Yenialp, açıklamasını şu sözlerle sürdürdü: "Zincir marketler yıllardan beri her geçen gün on binlerce şubesi olmakla övünerek her sokağa her mahalleye girdi. Sattıkları ürün yelpazesi ile de yüzlerce sektörde esnafımızın işini tek bir şubede yapıyorlar. Kırtasiyeden beyaz eşyaya, gıda ürünlerinden hazır giyime satmadıkları hiçbir kalemde ürün yok. Esnafın bu haksız rekabetin eziciliği karşısında korunması için Perakende Yasası’nın bir an önce köklü bir değişiklik ile güncellenmesi şart oldu. Bunun için Avrupa örneklerinden faydalanılmalı. Katı kuralları ile küçük işletmelerin yani esnafın haksız rekabette korunması için gerek yasaları gerek izinlere tabi açılışları ile Fransa bu noktada faydalı bir model olacaktır.

Esnafın haksız rekabete karşı korunması için öncelikle zincir marketlerin açılışları izne tabi olmalı. Bu izin ise bölgedeki arz-talep dengesine, trafik oluşmasına izin verilmeyecek yerlerde, o bölgenin nüfus yoğunluğuna, satış alanlarının yüz ölçümüne bakılması gibi kriterlere göre belirlenmeli. Bununla aynı öneme sahip bir diğer konu ise, toptancı ve üreticilerin zincir marketlere ve büyük işletmelere verdiği ürün fiyatını esnaf için de aynı tutması. Zincir marketler toptancılardan daha düşük gramajda, daha fazla ürün alarak satış fiyatında esnafa karşı avantajlı oluyor. Bu da zincir marketlerin ucuz, esnafın ise pahalı ürün sattığı algısına yol açıyor. Toptancı ve üreticilerin her alıcıya aynı fiyatta ve aynı gramajda ürün satması zorunlu hale gelmeli.
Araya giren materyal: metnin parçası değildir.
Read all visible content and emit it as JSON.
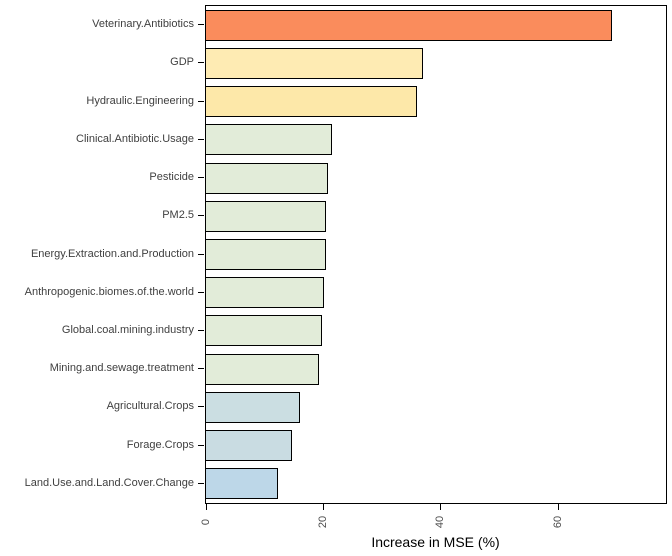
{
  "chart_data": {
    "type": "bar",
    "orientation": "horizontal",
    "title": "",
    "xlabel": "Increase in MSE (%)",
    "ylabel": "",
    "xlim": [
      0,
      78.4
    ],
    "x_ticks": [
      0,
      20,
      40,
      60
    ],
    "grid": false,
    "legend": false,
    "categories": [
      "Veterinary.Antibiotics",
      "GDP",
      "Hydraulic.Engineering",
      "Clinical.Antibiotic.Usage",
      "Pesticide",
      "PM2.5",
      "Energy.Extraction.and.Production",
      "Anthropogenic.biomes.of.the.world",
      "Global.coal.mining.industry",
      "Mining.and.sewage.treatment",
      "Agricultural.Crops",
      "Forage.Crops",
      "Land.Use.and.Land.Cover.Change"
    ],
    "values": [
      69.2,
      36.9,
      35.9,
      21.5,
      20.8,
      20.5,
      20.4,
      20.1,
      19.8,
      19.3,
      16.0,
      14.7,
      12.2
    ],
    "bar_colors": [
      "#FA8C5C",
      "#FEEBB3",
      "#FDE8A9",
      "#E2ECD9",
      "#E2ECD9",
      "#E2ECD9",
      "#E2ECD9",
      "#E2ECD9",
      "#E2ECD9",
      "#E2ECD9",
      "#CBDEE2",
      "#C9DCE2",
      "#BDD7E8"
    ],
    "bar_border_color": "#000000",
    "panel_border_color": "#000000",
    "axis_text_color": "#4d4d4d",
    "category_label_color": "#404040"
  }
}
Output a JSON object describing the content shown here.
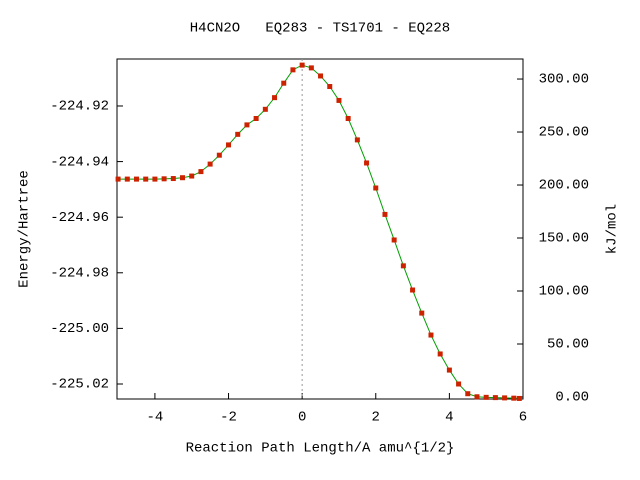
{
  "chart_data": {
    "type": "line",
    "title": "H4CN2O   EQ283 - TS1701 - EQ228",
    "xlabel": "Reaction Path Length/A amu^{1/2}",
    "ylabel": "Energy/Hartree",
    "y2label": "kJ/mol",
    "x": [
      -5,
      -4.75,
      -4.5,
      -4.25,
      -4,
      -3.75,
      -3.5,
      -3.25,
      -3,
      -2.75,
      -2.5,
      -2.25,
      -2,
      -1.75,
      -1.5,
      -1.25,
      -1,
      -0.75,
      -0.5,
      -0.25,
      0,
      0.25,
      0.5,
      0.75,
      1,
      1.25,
      1.5,
      1.75,
      2,
      2.25,
      2.5,
      2.75,
      3,
      3.25,
      3.5,
      3.75,
      4,
      4.25,
      4.5,
      4.75,
      5,
      5.25,
      5.5,
      5.75,
      5.9
    ],
    "series": [
      {
        "color": "#cc2200",
        "line_color": "#00a000",
        "values": [
          -224.9463,
          -224.9463,
          -224.9463,
          -224.9463,
          -224.9463,
          -224.9462,
          -224.9461,
          -224.9458,
          -224.9452,
          -224.9436,
          -224.9409,
          -224.9377,
          -224.934,
          -224.9302,
          -224.9268,
          -224.9245,
          -224.9212,
          -224.917,
          -224.9118,
          -224.907,
          -224.9053,
          -224.9063,
          -224.9092,
          -224.913,
          -224.918,
          -224.9245,
          -224.9322,
          -224.9405,
          -224.9495,
          -224.959,
          -224.9682,
          -224.9775,
          -224.9862,
          -224.9945,
          -225.0024,
          -225.0092,
          -225.015,
          -225.02,
          -225.0235,
          -225.0246,
          -225.0248,
          -225.0249,
          -225.025,
          -225.0251,
          -225.0252
        ]
      }
    ],
    "xlim": [
      -5.03,
      6.0
    ],
    "xticks": [
      -4,
      -2,
      0,
      2,
      4,
      6
    ],
    "ylim": [
      -225.0254,
      -224.9031
    ],
    "yticks": [
      {
        "value": -225.02,
        "label": "-225.02"
      },
      {
        "value": -225,
        "label": "-225.00"
      },
      -224.98,
      -224.96,
      -224.94,
      -224.92
    ],
    "y2lim": [
      -1.9,
      318.9
    ],
    "y2ticks": [
      {
        "value": 0,
        "label": "0.00"
      },
      {
        "value": 50,
        "label": "50.00"
      },
      {
        "value": 100,
        "label": "100.00"
      },
      {
        "value": 150,
        "label": "150.00"
      },
      {
        "value": 200,
        "label": "200.00"
      },
      {
        "value": 250,
        "label": "250.00"
      },
      {
        "value": 300,
        "label": "300.00"
      }
    ],
    "reference_line_x": 0
  }
}
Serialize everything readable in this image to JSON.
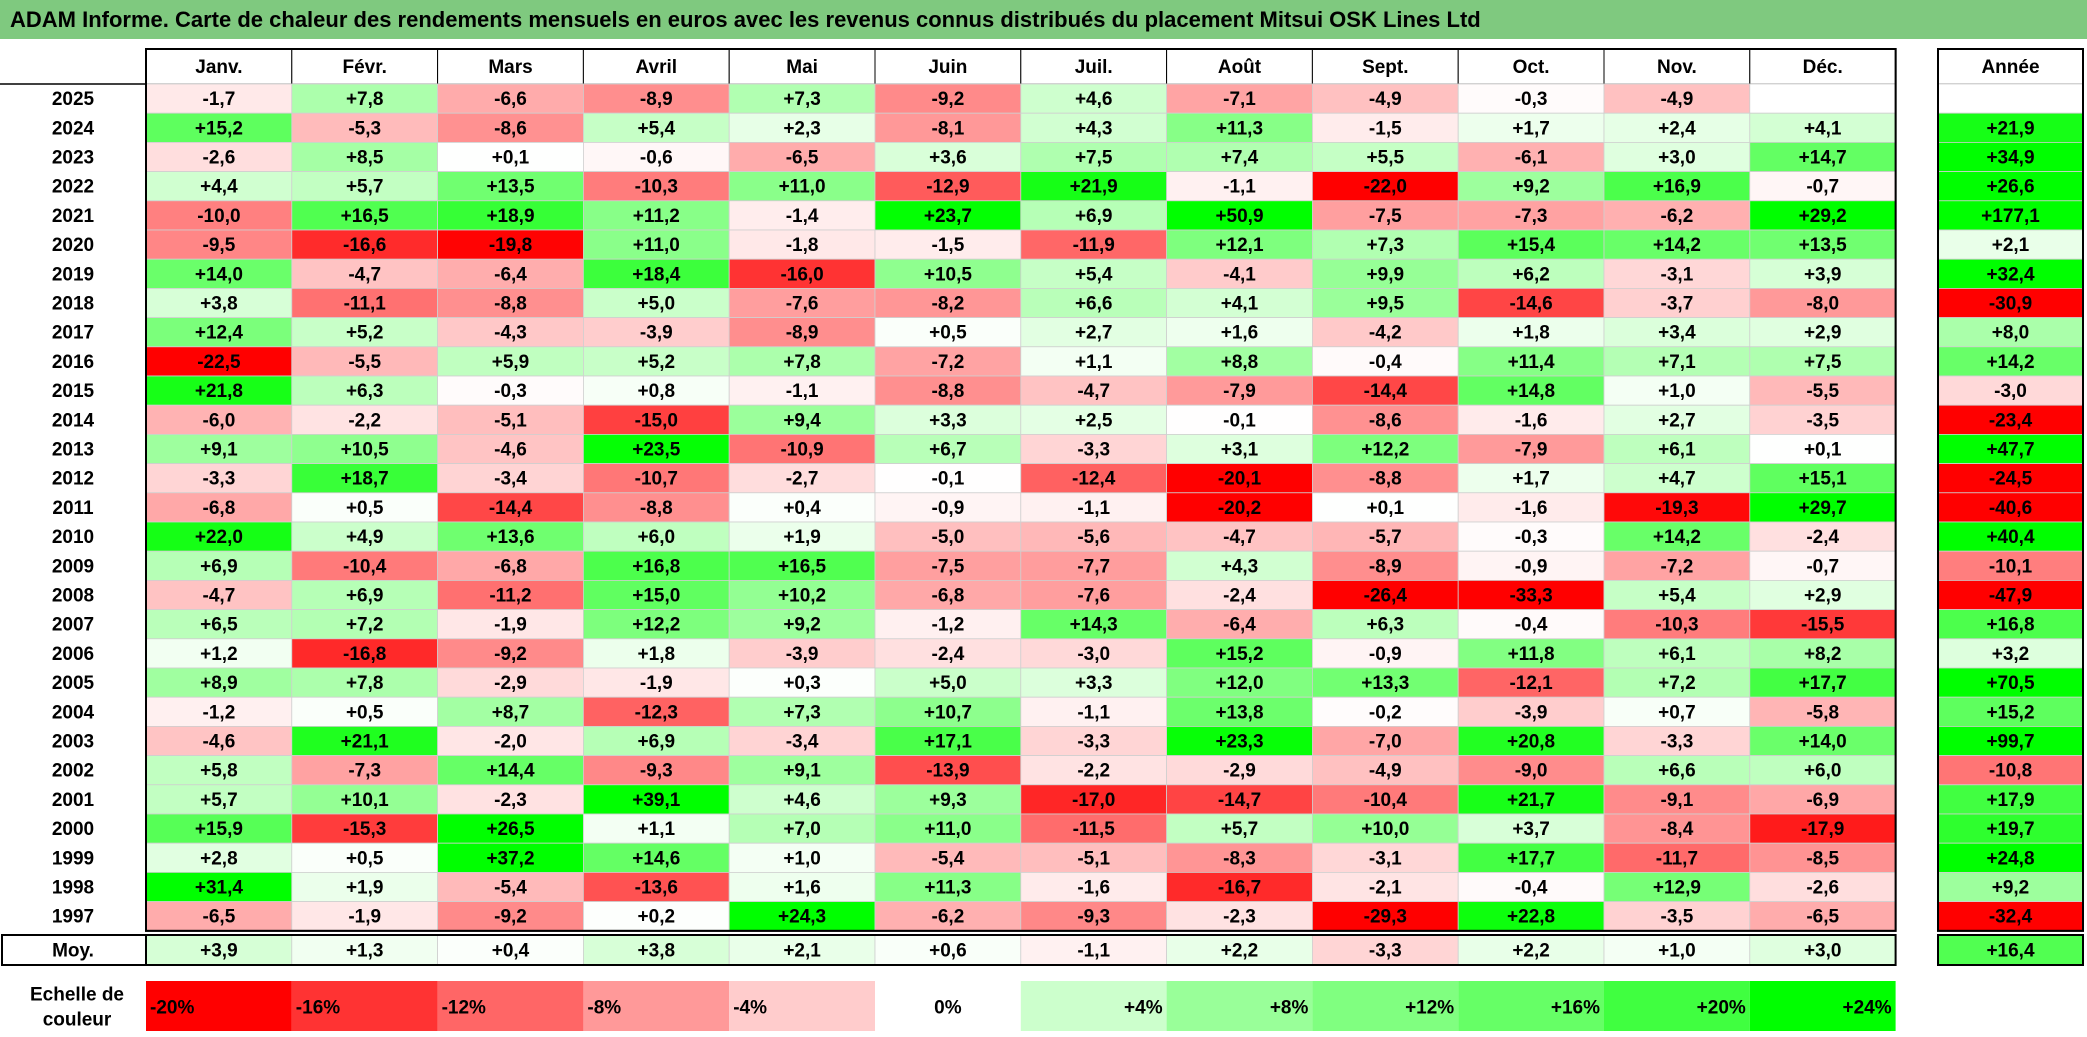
{
  "chart_data": {
    "type": "heatmap",
    "title": "ADAM Informe. Carte de chaleur des rendements mensuels en euros avec les revenus connus distribués du placement Mitsui OSK Lines Ltd",
    "columns": [
      "Janv.",
      "Févr.",
      "Mars",
      "Avril",
      "Mai",
      "Juin",
      "Juil.",
      "Août",
      "Sept.",
      "Oct.",
      "Nov.",
      "Déc."
    ],
    "year_header": "Année",
    "rows": [
      {
        "year": "2025",
        "values": [
          "-1,7",
          "+7,8",
          "-6,6",
          "-8,9",
          "+7,3",
          "-9,2",
          "+4,6",
          "-7,1",
          "-4,9",
          "-0,3",
          "-4,9",
          ""
        ],
        "annual": ""
      },
      {
        "year": "2024",
        "values": [
          "+15,2",
          "-5,3",
          "-8,6",
          "+5,4",
          "+2,3",
          "-8,1",
          "+4,3",
          "+11,3",
          "-1,5",
          "+1,7",
          "+2,4",
          "+4,1"
        ],
        "annual": "+21,9"
      },
      {
        "year": "2023",
        "values": [
          "-2,6",
          "+8,5",
          "+0,1",
          "-0,6",
          "-6,5",
          "+3,6",
          "+7,5",
          "+7,4",
          "+5,5",
          "-6,1",
          "+3,0",
          "+14,7"
        ],
        "annual": "+34,9"
      },
      {
        "year": "2022",
        "values": [
          "+4,4",
          "+5,7",
          "+13,5",
          "-10,3",
          "+11,0",
          "-12,9",
          "+21,9",
          "-1,1",
          "-22,0",
          "+9,2",
          "+16,9",
          "-0,7"
        ],
        "annual": "+26,6"
      },
      {
        "year": "2021",
        "values": [
          "-10,0",
          "+16,5",
          "+18,9",
          "+11,2",
          "-1,4",
          "+23,7",
          "+6,9",
          "+50,9",
          "-7,5",
          "-7,3",
          "-6,2",
          "+29,2"
        ],
        "annual": "+177,1"
      },
      {
        "year": "2020",
        "values": [
          "-9,5",
          "-16,6",
          "-19,8",
          "+11,0",
          "-1,8",
          "-1,5",
          "-11,9",
          "+12,1",
          "+7,3",
          "+15,4",
          "+14,2",
          "+13,5"
        ],
        "annual": "+2,1"
      },
      {
        "year": "2019",
        "values": [
          "+14,0",
          "-4,7",
          "-6,4",
          "+18,4",
          "-16,0",
          "+10,5",
          "+5,4",
          "-4,1",
          "+9,9",
          "+6,2",
          "-3,1",
          "+3,9"
        ],
        "annual": "+32,4"
      },
      {
        "year": "2018",
        "values": [
          "+3,8",
          "-11,1",
          "-8,8",
          "+5,0",
          "-7,6",
          "-8,2",
          "+6,6",
          "+4,1",
          "+9,5",
          "-14,6",
          "-3,7",
          "-8,0"
        ],
        "annual": "-30,9"
      },
      {
        "year": "2017",
        "values": [
          "+12,4",
          "+5,2",
          "-4,3",
          "-3,9",
          "-8,9",
          "+0,5",
          "+2,7",
          "+1,6",
          "-4,2",
          "+1,8",
          "+3,4",
          "+2,9"
        ],
        "annual": "+8,0"
      },
      {
        "year": "2016",
        "values": [
          "-22,5",
          "-5,5",
          "+5,9",
          "+5,2",
          "+7,8",
          "-7,2",
          "+1,1",
          "+8,8",
          "-0,4",
          "+11,4",
          "+7,1",
          "+7,5"
        ],
        "annual": "+14,2"
      },
      {
        "year": "2015",
        "values": [
          "+21,8",
          "+6,3",
          "-0,3",
          "+0,8",
          "-1,1",
          "-8,8",
          "-4,7",
          "-7,9",
          "-14,4",
          "+14,8",
          "+1,0",
          "-5,5"
        ],
        "annual": "-3,0"
      },
      {
        "year": "2014",
        "values": [
          "-6,0",
          "-2,2",
          "-5,1",
          "-15,0",
          "+9,4",
          "+3,3",
          "+2,5",
          "-0,1",
          "-8,6",
          "-1,6",
          "+2,7",
          "-3,5"
        ],
        "annual": "-23,4"
      },
      {
        "year": "2013",
        "values": [
          "+9,1",
          "+10,5",
          "-4,6",
          "+23,5",
          "-10,9",
          "+6,7",
          "-3,3",
          "+3,1",
          "+12,2",
          "-7,9",
          "+6,1",
          "+0,1"
        ],
        "annual": "+47,7"
      },
      {
        "year": "2012",
        "values": [
          "-3,3",
          "+18,7",
          "-3,4",
          "-10,7",
          "-2,7",
          "-0,1",
          "-12,4",
          "-20,1",
          "-8,8",
          "+1,7",
          "+4,7",
          "+15,1"
        ],
        "annual": "-24,5"
      },
      {
        "year": "2011",
        "values": [
          "-6,8",
          "+0,5",
          "-14,4",
          "-8,8",
          "+0,4",
          "-0,9",
          "-1,1",
          "-20,2",
          "+0,1",
          "-1,6",
          "-19,3",
          "+29,7"
        ],
        "annual": "-40,6"
      },
      {
        "year": "2010",
        "values": [
          "+22,0",
          "+4,9",
          "+13,6",
          "+6,0",
          "+1,9",
          "-5,0",
          "-5,6",
          "-4,7",
          "-5,7",
          "-0,3",
          "+14,2",
          "-2,4"
        ],
        "annual": "+40,4"
      },
      {
        "year": "2009",
        "values": [
          "+6,9",
          "-10,4",
          "-6,8",
          "+16,8",
          "+16,5",
          "-7,5",
          "-7,7",
          "+4,3",
          "-8,9",
          "-0,9",
          "-7,2",
          "-0,7"
        ],
        "annual": "-10,1"
      },
      {
        "year": "2008",
        "values": [
          "-4,7",
          "+6,9",
          "-11,2",
          "+15,0",
          "+10,2",
          "-6,8",
          "-7,6",
          "-2,4",
          "-26,4",
          "-33,3",
          "+5,4",
          "+2,9"
        ],
        "annual": "-47,9"
      },
      {
        "year": "2007",
        "values": [
          "+6,5",
          "+7,2",
          "-1,9",
          "+12,2",
          "+9,2",
          "-1,2",
          "+14,3",
          "-6,4",
          "+6,3",
          "-0,4",
          "-10,3",
          "-15,5"
        ],
        "annual": "+16,8"
      },
      {
        "year": "2006",
        "values": [
          "+1,2",
          "-16,8",
          "-9,2",
          "+1,8",
          "-3,9",
          "-2,4",
          "-3,0",
          "+15,2",
          "-0,9",
          "+11,8",
          "+6,1",
          "+8,2"
        ],
        "annual": "+3,2"
      },
      {
        "year": "2005",
        "values": [
          "+8,9",
          "+7,8",
          "-2,9",
          "-1,9",
          "+0,3",
          "+5,0",
          "+3,3",
          "+12,0",
          "+13,3",
          "-12,1",
          "+7,2",
          "+17,7"
        ],
        "annual": "+70,5"
      },
      {
        "year": "2004",
        "values": [
          "-1,2",
          "+0,5",
          "+8,7",
          "-12,3",
          "+7,3",
          "+10,7",
          "-1,1",
          "+13,8",
          "-0,2",
          "-3,9",
          "+0,7",
          "-5,8"
        ],
        "annual": "+15,2"
      },
      {
        "year": "2003",
        "values": [
          "-4,6",
          "+21,1",
          "-2,0",
          "+6,9",
          "-3,4",
          "+17,1",
          "-3,3",
          "+23,3",
          "-7,0",
          "+20,8",
          "-3,3",
          "+14,0"
        ],
        "annual": "+99,7"
      },
      {
        "year": "2002",
        "values": [
          "+5,8",
          "-7,3",
          "+14,4",
          "-9,3",
          "+9,1",
          "-13,9",
          "-2,2",
          "-2,9",
          "-4,9",
          "-9,0",
          "+6,6",
          "+6,0"
        ],
        "annual": "-10,8"
      },
      {
        "year": "2001",
        "values": [
          "+5,7",
          "+10,1",
          "-2,3",
          "+39,1",
          "+4,6",
          "+9,3",
          "-17,0",
          "-14,7",
          "-10,4",
          "+21,7",
          "-9,1",
          "-6,9"
        ],
        "annual": "+17,9"
      },
      {
        "year": "2000",
        "values": [
          "+15,9",
          "-15,3",
          "+26,5",
          "+1,1",
          "+7,0",
          "+11,0",
          "-11,5",
          "+5,7",
          "+10,0",
          "+3,7",
          "-8,4",
          "-17,9"
        ],
        "annual": "+19,7"
      },
      {
        "year": "1999",
        "values": [
          "+2,8",
          "+0,5",
          "+37,2",
          "+14,6",
          "+1,0",
          "-5,4",
          "-5,1",
          "-8,3",
          "-3,1",
          "+17,7",
          "-11,7",
          "-8,5"
        ],
        "annual": "+24,8"
      },
      {
        "year": "1998",
        "values": [
          "+31,4",
          "+1,9",
          "-5,4",
          "-13,6",
          "+1,6",
          "+11,3",
          "-1,6",
          "-16,7",
          "-2,1",
          "-0,4",
          "+12,9",
          "-2,6"
        ],
        "annual": "+9,2"
      },
      {
        "year": "1997",
        "values": [
          "-6,5",
          "-1,9",
          "-9,2",
          "+0,2",
          "+24,3",
          "-6,2",
          "-9,3",
          "-2,3",
          "-29,3",
          "+22,8",
          "-3,5",
          "-6,5"
        ],
        "annual": "-32,4"
      }
    ],
    "average": {
      "label": "Moy.",
      "values": [
        "+3,9",
        "+1,3",
        "+0,4",
        "+3,8",
        "+2,1",
        "+0,6",
        "-1,1",
        "+2,2",
        "-3,3",
        "+2,2",
        "+1,0",
        "+3,0"
      ],
      "annual": "+16,4"
    },
    "scale": {
      "label_line1": "Echelle de",
      "label_line2": "couleur",
      "stops": [
        {
          "label": "-20%",
          "color": "#ff0000"
        },
        {
          "label": "-16%",
          "color": "#ff3333"
        },
        {
          "label": "-12%",
          "color": "#ff6666"
        },
        {
          "label": "-8%",
          "color": "#ff9999"
        },
        {
          "label": "-4%",
          "color": "#ffcccc"
        },
        {
          "label": "0%",
          "color": "#ffffff"
        },
        {
          "label": "+4%",
          "color": "#ccffcc"
        },
        {
          "label": "+8%",
          "color": "#99ff99"
        },
        {
          "label": "+12%",
          "color": "#80ff80"
        },
        {
          "label": "+16%",
          "color": "#66ff66"
        },
        {
          "label": "+20%",
          "color": "#40ff40"
        },
        {
          "label": "+24%",
          "color": "#00ff00"
        }
      ]
    },
    "colors": {
      "title_bar": "#7fc97f",
      "negative_max": "#ff0000",
      "positive_max": "#00ff00",
      "neutral": "#ffffff"
    }
  }
}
Tekelleşme esnafımızın kazancı için her zaman tehdit oluşturuyor. Bununla ilgili bakanlıklarımız ve devletimizin çalışmalarını umutla takip ediyor, destekliyoruz. Esnafın korunması, istihdamın zarar görmemesi ve ekonomi dengelerinin bozulmaması için çok önemli. Bu bilinçle göz önünde bulundurulması gereken konularla birlikte Perakende Yasası’nın güncellendiği müjdesi için sabırsızlıkla bekliyoruz."